Prior to the release of the report, the expectation among analysts was to see a decrease in soybeans and a slight increase in corn, however, the report revealed a bigger shift in acreage than expected.
“These are not numbers USDA made up,” Olson said. “These are numbers that are based off survey results. They surveyed 82,352 farmers on what they intend to plant in 2019. This is a very broad base because statistically they try to cover all the major states to make sure they have a large enough sample to draw conclusions from.”
The average estimate prior to the report for corn was 91.3 million acres, and USDA came in at 92.8 million acres – a substantial increase. Soybean numbers came in more neutral to slightly positive from a market perspective, with an estimate of 86.2 million acres prior to the report and 84.6 million acres after.
“Those are the two big numbers everyone looks for,” Olson said. “We were expecting some decrease in beans and an increase in corn, but the shift was much bigger than the market had expected – negative for corn and slightly positive for soybeans.”
Record corn acreage in N.D.
While corn acreage has jumped nationwide, North Dakota in particular is expected to see a massive jump – a 29 percent increase from 2018 at an estimated 4.05 million acres, a record high for the state.
What’s contributing to this jump? Olson says there are a couple factors: corn prices have been holding up on the futures side as well as on the local side, and soybean prices have been hit hard by trade and tariff issues, as well as by a very large crop last year.
“On the corn side, the ending stock numbers based on USDA forecasts are supposed to come down and the demand base for corn has been robust,” he said. “We’ve had our issues on the ethanol side. The ethanol numbers have not been as strong as we were hoping, but the feed numbers are good, the export numbers have been very good, and locally, corn prices for both the old and new corn crop have been okay. It’s not as large as farmers want, but they’re okay.”
North Dakota had very good corn yields last year. Farmers couldn’t pencil in a big profit margin, but if they got in early with good yields, they were able to make some money on corn a year ago. Fast forward to 2019, Olson says some farmers are looking backwards thinking they can do it again, leading to greater acreage numbers.

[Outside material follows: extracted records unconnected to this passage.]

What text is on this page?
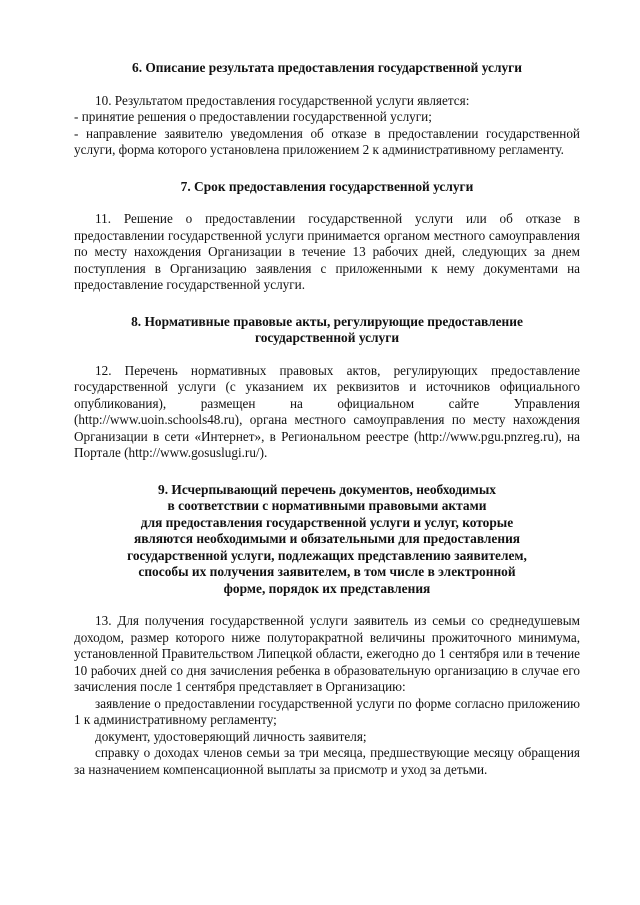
6. Описание результата предоставления государственной услуги

10. Результатом предоставления государственной услуги является:

- принятие решения о предоставлении государственной услуги;

- направление заявителю уведомления об отказе в предоставлении государственной услуги, форма которого установлена приложением 2 к административному регламенту.

7. Срок предоставления государственной услуги

11. Решение о предоставлении государственной услуги или об отказе в предоставлении государственной услуги принимается органом местного самоуправления по месту нахождения Организации в течение 13 рабочих дней, следующих за днем поступления в Организацию заявления с приложенными к нему документами на предоставление государственной услуги.

8. Нормативные правовые акты, регулирующие предоставление
государственной услуги

12. Перечень нормативных правовых актов, регулирующих предоставление государственной услуги (с указанием их реквизитов и источников официального опубликования), размещен на официальном сайте Управления (http://www.uoin.schools48.ru), органа местного самоуправления по месту нахождения Организации в сети «Интернет», в Региональном реестре (http://www.pgu.pnzreg.ru), на Портале (http://www.gosuslugi.ru/).

9. Исчерпывающий перечень документов, необходимых
в соответствии с нормативными правовыми актами
для предоставления государственной услуги и услуг, которые
являются необходимыми и обязательными для предоставления
государственной услуги, подлежащих представлению заявителем,
способы их получения заявителем, в том числе в электронной
форме, порядок их представления

13. Для получения государственной услуги заявитель из семьи со среднедушевым доходом, размер которого ниже полуторакратной величины прожиточного минимума, установленной Правительством Липецкой области, ежегодно до 1 сентября или в течение 10 рабочих дней со дня зачисления ребенка в образовательную организацию в случае его зачисления после 1 сентября представляет в Организацию:

заявление о предоставлении государственной услуги по форме согласно приложению 1 к административному регламенту;

документ, удостоверяющий личность заявителя;

справку о доходах членов семьи за три месяца, предшествующие месяцу обращения за назначением компенсационной выплаты за присмотр и уход за детьми.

“Of corn, soybean and spring wheat, corn looked like it had some upside potential,” he said. “Obviously, now with the drop in prices, the market is signaling, ‘whoa, wait a minute guys.’ The corn market can handle some extra acreage, but this is more than necessary. If we have trend line yields nationally with this projected acreage, we’re going to have a lot of corn left over.”
With the annual Prospective Plantings report causing a negative response in the corn market, is it possible farmers reverse course and plant less corn than expected?
“Yeah, it’s possible,” Olson said. “The big question the market is asking now with this corn/soybean acre blend, especially further south in Nebraska, South Dakota and Iowa with flooding and wet conditions, what kind of planting season are they going to have? Those areas as well as Kansas, Missouri, Illinois, Wisconsin and southern Minnesota had a wet fall, wet winter and not only snow, but rain. There is concern about very wet conditions for spring work throughout the western Corn Belt. The surveys for the report were conducted in early March, before all the flooding and poor conditions came up.”
For North Dakota farmers, Olson believes their acreage decisions depend on where they are in the state.
“If you’re in eastern North Dakota, it’s been a cool spring with wetter conditions and more snowpack. The calendar is working against us a bit too. We need some warm weather to warm the soil up,” he said. “In the central and western parts of the state there’s been less snowpack, but drier conditions in the fall, so they’re looking at the snow as a benefit to provide some spring moisture to get the crop out of the ground and start planting as soon as the soil warms up. I expect we’ll see some diversity in the state on acreage shifts.”